Didier Philippot signale que Hugo dit quelque part que « l’optimisme est le vrai ». La question de l’optimisme chez Hugo est un chantier de recherche possible. Cette notion d’optimisme a d’ailleurs une histoire philosophique ; elle n’est pas utilisée par Leibniz, mais par les jésuites qui s’opposent à Leibniz.

Yvon Le Scanff approuve l’idée qu’il y a dans le théâtre des éléments qui sont ouvrants et fermants. La question des linéaments des possibles se voit notamment dans les conversions psychologiques des personnages, dont on a souvent fait grief à Hugo.

 

Hugo et la logique de la représentation

Yvon Le Scanff remarque que chez Hugo, quand il y a irruption du possible, il y a un rythme différent, indépendamment du contenu. Il y a un rythme du possible. Il semble qu’il y ait un travail de subversion de la logique de la représentation par une logique de l’expression, qui permet des espèces de raccourcis : quelque chose, par un fiat, existe, sans passer par le médium de la rhétorique du discours.

Sur le rapport de Hugo à la représentation, Didier Philippot souligne que si Hugo est kantien sur le plan moral, il ne l’est pas sur le plan métaphysique. Ce qu’il nomme phénomène n’est pas réductible à ce que Kant nomme phénomène, car chez lui il déborde la représentation au sens rationnel. Chez Kant, la logique de la représentation met face à face sujet et objet en maintenant entre eux une distance irréductible, alors que la phénoménologie hugolienne les confond. Et l’espace et le temps, pour Hugo, ne sont pas des catégories a priori de la représentation, mais des dimensions de l’infini. C’est un peu la même chose chez Flammarion, qui nie que les catégories de l’espace et du temps soient pertinentes d’un point de vue cosmologique : pour lui ce sont des notions liées à la finitude humaine.

Yvon Le Scanff est d’accord sur le fait que Kant est une sorte d’ennemi intime de Hugo.

 

Une poétique du milieu et du hasard

Pour Hugo, explique Didier Philippot, il y a un fond informe, la natura naturans, qui est dynamique, et il y a des produits finis –natura naturata–, mais ceux-ci sont sans cesse débordés par le fond dynamique, qu’on peut appeler le possible. Il y a chez Hugo une poétique du milieu, envisagé comme matrice informe, Georges Didi-Huberman l’a bien montré dans sa contribution à L’œil de Victor Hugo. S’abandonner au hasard créateur de la tache, par exemple, c’est faire travailler le milieu. C’est communier rythmiquement et morphologiquement avec la force créatrice de la natura naturans.

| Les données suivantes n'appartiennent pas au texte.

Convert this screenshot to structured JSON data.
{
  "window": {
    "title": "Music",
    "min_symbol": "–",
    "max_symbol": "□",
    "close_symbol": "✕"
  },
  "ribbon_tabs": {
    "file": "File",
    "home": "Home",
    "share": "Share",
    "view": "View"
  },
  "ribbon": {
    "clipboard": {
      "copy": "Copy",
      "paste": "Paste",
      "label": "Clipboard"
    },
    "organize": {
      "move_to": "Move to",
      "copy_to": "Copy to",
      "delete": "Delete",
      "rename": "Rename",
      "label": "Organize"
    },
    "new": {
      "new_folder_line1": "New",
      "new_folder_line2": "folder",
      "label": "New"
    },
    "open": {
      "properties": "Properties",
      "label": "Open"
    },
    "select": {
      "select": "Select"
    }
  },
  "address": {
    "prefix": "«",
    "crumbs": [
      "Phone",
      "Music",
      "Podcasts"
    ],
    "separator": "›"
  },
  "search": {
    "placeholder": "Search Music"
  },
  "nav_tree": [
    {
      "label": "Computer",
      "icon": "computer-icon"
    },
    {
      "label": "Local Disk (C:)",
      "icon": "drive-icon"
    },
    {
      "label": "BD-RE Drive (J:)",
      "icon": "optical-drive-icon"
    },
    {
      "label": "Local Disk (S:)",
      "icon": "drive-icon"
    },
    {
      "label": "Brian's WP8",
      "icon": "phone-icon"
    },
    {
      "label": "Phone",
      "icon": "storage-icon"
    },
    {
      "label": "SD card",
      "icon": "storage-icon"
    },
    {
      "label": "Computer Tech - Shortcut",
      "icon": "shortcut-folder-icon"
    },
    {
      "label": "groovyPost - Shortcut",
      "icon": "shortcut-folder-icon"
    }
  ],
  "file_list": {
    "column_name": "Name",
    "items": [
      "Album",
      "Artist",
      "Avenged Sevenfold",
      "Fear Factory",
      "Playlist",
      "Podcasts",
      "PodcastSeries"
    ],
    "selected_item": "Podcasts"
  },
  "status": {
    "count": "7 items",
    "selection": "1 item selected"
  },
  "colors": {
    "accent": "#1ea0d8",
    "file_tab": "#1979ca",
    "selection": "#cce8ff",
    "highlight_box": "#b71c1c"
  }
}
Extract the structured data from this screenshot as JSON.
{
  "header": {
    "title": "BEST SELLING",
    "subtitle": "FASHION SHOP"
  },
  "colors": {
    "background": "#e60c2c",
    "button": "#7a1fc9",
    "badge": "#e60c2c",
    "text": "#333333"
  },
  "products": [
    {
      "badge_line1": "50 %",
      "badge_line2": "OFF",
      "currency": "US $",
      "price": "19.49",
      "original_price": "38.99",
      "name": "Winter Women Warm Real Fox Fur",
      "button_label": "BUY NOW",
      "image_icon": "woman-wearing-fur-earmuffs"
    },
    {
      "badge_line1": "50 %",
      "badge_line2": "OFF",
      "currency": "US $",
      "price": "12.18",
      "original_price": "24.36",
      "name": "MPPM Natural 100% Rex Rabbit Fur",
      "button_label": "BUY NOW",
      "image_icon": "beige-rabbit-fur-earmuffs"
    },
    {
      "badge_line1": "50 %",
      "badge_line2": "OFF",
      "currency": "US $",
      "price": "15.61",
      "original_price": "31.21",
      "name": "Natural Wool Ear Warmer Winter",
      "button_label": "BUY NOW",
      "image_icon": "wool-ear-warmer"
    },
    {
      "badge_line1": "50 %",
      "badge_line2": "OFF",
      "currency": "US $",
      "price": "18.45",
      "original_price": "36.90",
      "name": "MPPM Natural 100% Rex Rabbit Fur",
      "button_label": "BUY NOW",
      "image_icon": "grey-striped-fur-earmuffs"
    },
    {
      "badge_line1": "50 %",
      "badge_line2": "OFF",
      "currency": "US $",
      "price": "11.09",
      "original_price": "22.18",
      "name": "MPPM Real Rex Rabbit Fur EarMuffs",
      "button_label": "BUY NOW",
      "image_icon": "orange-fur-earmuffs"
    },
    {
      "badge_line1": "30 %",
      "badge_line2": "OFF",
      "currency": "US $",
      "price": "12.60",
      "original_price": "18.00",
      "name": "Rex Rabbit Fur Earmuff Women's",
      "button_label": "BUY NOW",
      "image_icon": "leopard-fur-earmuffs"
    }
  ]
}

Claude Millet évoque une exposition à la Maison Victor-Hugo où l’on avait pu voir un morceau du parquet de Hauteville House : Hugo avait renversé son encrier, et découpé comme un tableau la tache du parquet.

Pierre Georgel note que Hugo fait aussi cela avec le papier. Mais ses taches sur papier, Hugo les complète. Il y a peu de taches qui restent telles quelles, et quand il y en a, on peut douter que Hugo les ait considérées comme des produits achevés.

Plus généralement, ajoute Claude Millet, on peut envisager sous l’angle du possible la question du traitement hugolien des « copeaux ». Ils constituent une potentialité dynamique, mouvante, continuellement remise dans le processus interminable de la création.